I saw it on Cairis’s face, the moment he saw Oraya’s back—the Heir Mark, visible above the low back of her blouse, before she, too, turned back to him.
His eyes widened.
I laughed softly and pulled open the top two buttons of my jacket—revealing my Mark, too.
“They’re new,” I said. “Like them?”
“You did it,” he breathed.
The shock on his face was so satisfyingly genuine. Either he’d been living in true isolation wherever he’d been hiding out, or he’d heard the rumors and thought we were lying. Either option amused me.
“We did,” Oraya said.
He paled.
“What?” I said. “Realizing now you picked the wrong side?”
I was only half joking, because Cairis really did look like he was questioning everything he’d held as truth. He had played by the rules of Neculai’s game, right up to the end, thinking it was the only strategy that could ever win.
And here we were, crowns on our heads, having blown the entire board to bits.

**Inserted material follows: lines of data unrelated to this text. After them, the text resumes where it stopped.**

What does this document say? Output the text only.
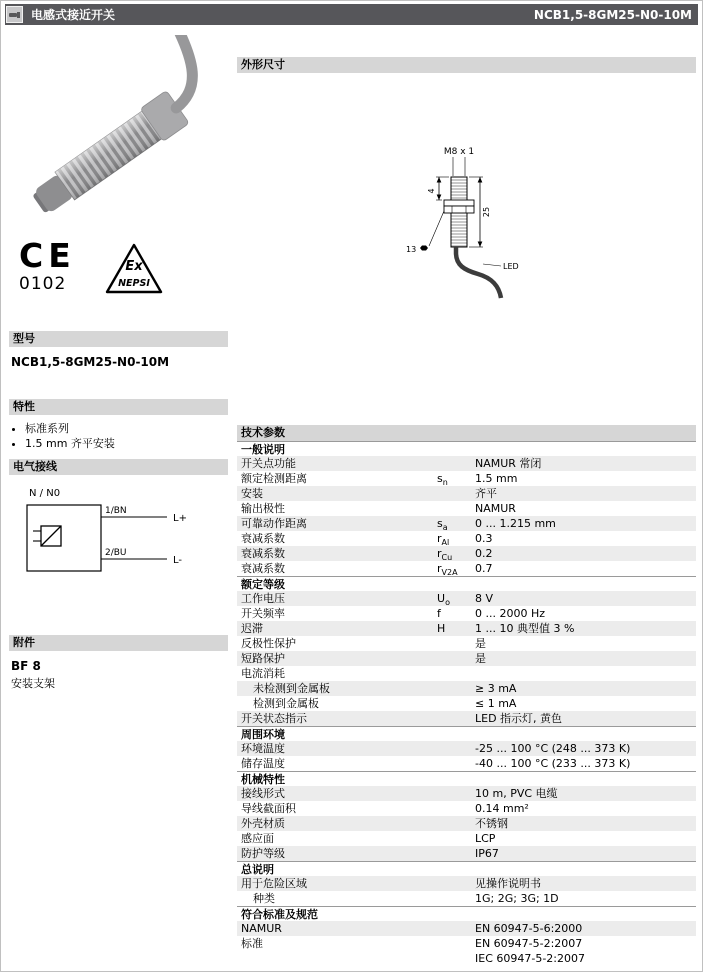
电感式接近开关	NCB1,5-8GM25-N0-10M
CE
0102
Ex
NEPSI
型号
NCB1,5-8GM25-N0-10M
特性
• 标准系列
• 1.5 mm 齐平安装
电气接线
N / N0
1/BN
L+
2/BU
L-
附件
BF 8
安装支架
外形尺寸
M8 x 1
4
25
13
LED
技术参数
一般说明
开关点功能	NAMUR 常闭
额定检测距离	$s_n$	1.5 mm
安装	齐平
输出极性	NAMUR
可靠动作距离	$s_a$	0 ... 1.215 mm
衰减系数	$r_{Al}$	0.3
衰减系数	$r_{Cu}$	0.2
衰减系数	$r_{V2A}$	0.7
额定等级
工作电压	$U_o$	8 V
开关频率	f	0 ... 2000 Hz
迟滞	H	1 ... 10 典型值 3 %
反极性保护	是
短路保护	是
电流消耗
未检测到金属板	≥ 3 mA
检测到金属板	≤ 1 mA
开关状态指示	LED 指示灯, 黄色
周围环境
环境温度	-25 ... 100 °C (248 ... 373 K)
储存温度	-40 ... 100 °C (233 ... 373 K)
机械特性
接线形式	10 m, PVC 电缆
导线截面积	0.14 mm²
外壳材质	不锈钢
感应面	LCP
防护等级	IP67
总说明
用于危险区域	见操作说明书
种类	1G; 2G; 3G; 1D
符合标准及规范
NAMUR	EN 60947-5-6:2000
标准	EN 60947-5-2:2007
IEC 60947-5-2:2007
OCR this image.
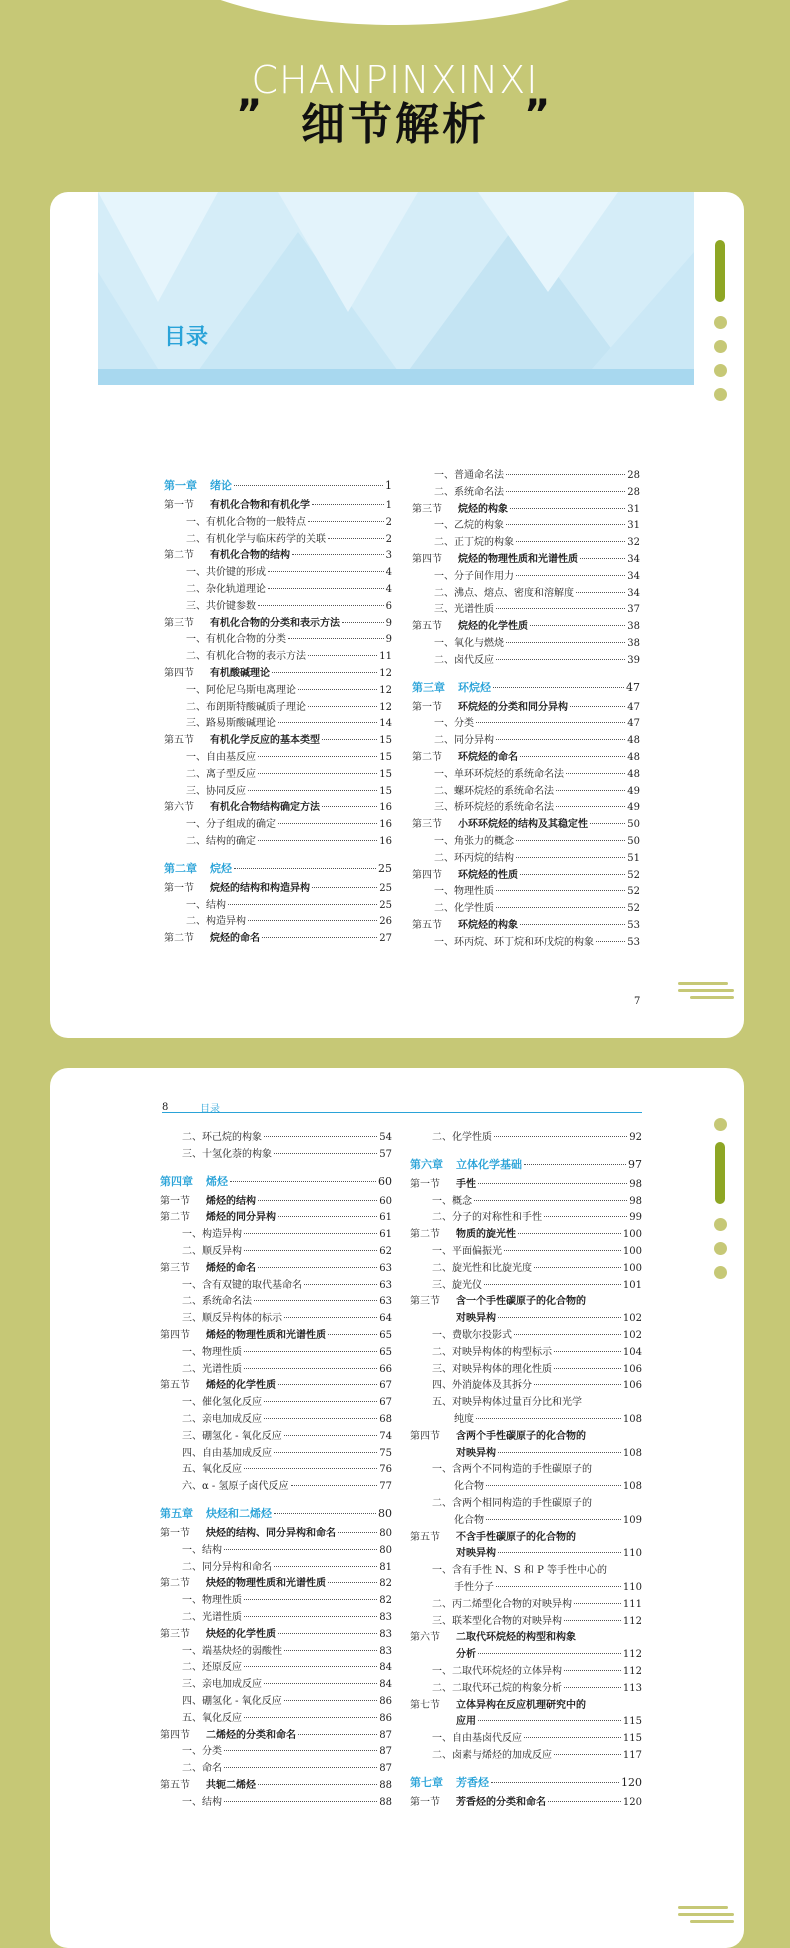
CHANPINXINXI
” 细节解析 ”
目录
第一章	绪论	1
第一节	有机化合物和有机化学	1
一、有机化合物的一般特点	2
二、有机化学与临床药学的关联	2
第二节	有机化合物的结构	3
一、共价键的形成	4
二、杂化轨道理论	4
三、共价键参数	6
第三节	有机化合物的分类和表示方法	9
一、有机化合物的分类	9
二、有机化合物的表示方法	11
第四节	有机酸碱理论	12
一、阿伦尼乌斯电离理论	12
二、布朗斯特酸碱质子理论	12
三、路易斯酸碱理论	14
第五节	有机化学反应的基本类型	15
一、自由基反应	15
二、离子型反应	15
三、协同反应	15
第六节	有机化合物结构确定方法	16
一、分子组成的确定	16
二、结构的确定	16
第二章	烷烃	25
第一节	烷烃的结构和构造异构	25
一、结构	25
二、构造异构	26
第二节	烷烃的命名	27
一、普通命名法	28
二、系统命名法	28
第三节	烷烃的构象	31
一、乙烷的构象	31
二、正丁烷的构象	32
第四节	烷烃的物理性质和光谱性质	34
一、分子间作用力	34
二、沸点、熔点、密度和溶解度	34
三、光谱性质	37
第五节	烷烃的化学性质	38
一、氧化与燃烧	38
二、卤代反应	39
第三章	环烷烃	47
第一节	环烷烃的分类和同分异构	47
一、分类	47
二、同分异构	48
第二节	环烷烃的命名	48
一、单环环烷烃的系统命名法	48
二、螺环烷烃的系统命名法	49
三、桥环烷烃的系统命名法	49
第三节	小环环烷烃的结构及其稳定性	50
一、角张力的概念	50
二、环丙烷的结构	51
第四节	环烷烃的性质	52
一、物理性质	52
二、化学性质	52
第五节	环烷烃的构象	53
一、环丙烷、环丁烷和环戊烷的构象	53
7
8	目录
二、环己烷的构象	54
三、十氢化萘的构象	57
第四章	烯烃	60
第一节	烯烃的结构	60
第二节	烯烃的同分异构	61
一、构造异构	61
二、顺反异构	62
第三节	烯烃的命名	63
一、含有双键的取代基命名	63
二、系统命名法	63
三、顺反异构体的标示	64
第四节	烯烃的物理性质和光谱性质	65
一、物理性质	65
二、光谱性质	66
第五节	烯烃的化学性质	67
一、催化氢化反应	67
二、亲电加成反应	68
三、硼氢化 - 氧化反应	74
四、自由基加成反应	75
五、氧化反应	76
六、α - 氢原子卤代反应	77
第五章	炔烃和二烯烃	80
第一节	炔烃的结构、同分异构和命名	80
一、结构	80
二、同分异构和命名	81
第二节	炔烃的物理性质和光谱性质	82
一、物理性质	82
二、光谱性质	83
第三节	炔烃的化学性质	83
一、端基炔烃的弱酸性	83
二、还原反应	84
三、亲电加成反应	84
四、硼氢化 - 氧化反应	86
五、氧化反应	86
第四节	二烯烃的分类和命名	87
一、分类	87
二、命名	87
第五节	共轭二烯烃	88
一、结构	88
二、化学性质	92
第六章	立体化学基础	97
第一节	手性	98
一、概念	98
二、分子的对称性和手性	99
第二节	物质的旋光性	100
一、平面偏振光	100
二、旋光性和比旋光度	100
三、旋光仪	101
第三节	含一个手性碳原子的化合物的
对映异构	102
一、费歇尔投影式	102
二、对映异构体的构型标示	104
三、对映异构体的理化性质	106
四、外消旋体及其拆分	106
五、对映异构体过量百分比和光学
纯度	108
第四节	含两个手性碳原子的化合物的
对映异构	108
一、含两个不同构造的手性碳原子的
化合物	108
二、含两个相同构造的手性碳原子的
化合物	109
第五节	不含手性碳原子的化合物的
对映异构	110
一、含有手性 N、S 和 P 等手性中心的
手性分子	110
二、丙二烯型化合物的对映异构	111
三、联苯型化合物的对映异构	112
第六节	二取代环烷烃的构型和构象
分析	112
一、二取代环烷烃的立体异构	112
二、二取代环己烷的构象分析	113
第七节	立体异构在反应机理研究中的
应用	115
一、自由基卤代反应	115
二、卤素与烯烃的加成反应	117
第七章	芳香烃	120
第一节	芳香烃的分类和命名	120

He said softly, “Yes. I am.”
“You’re lucky for it,” I said. “Simon would’ve had you skinned by now.”
I started to turn away, but he again called out, “Wait.”
Now I was getting impatient.
I turned back, brows raised expectantly.
“Septimus isn’t done,” he said, then raised his hands, as if in preemptive defense. “I’ve told Ketura everything I know. I don’t have any more facts. I just… It’s a feeling. I know it. He’s doing something big, Raihn. I don’t know what it is. But don’t let your guard down.”
My smirk faded. Oraya and I exchanged another glance. She raised her brows in a way that said, See? Didn’t I tell you?
I gave her a flat stare that said, Yes. You told me.
“Well,” I said to Cairis. “We’ll be ready for him. Whenever he decides to show up.”
The truth. What else could we offer?
I closed the door behind us as we left, leaving Cairis alone in the dark.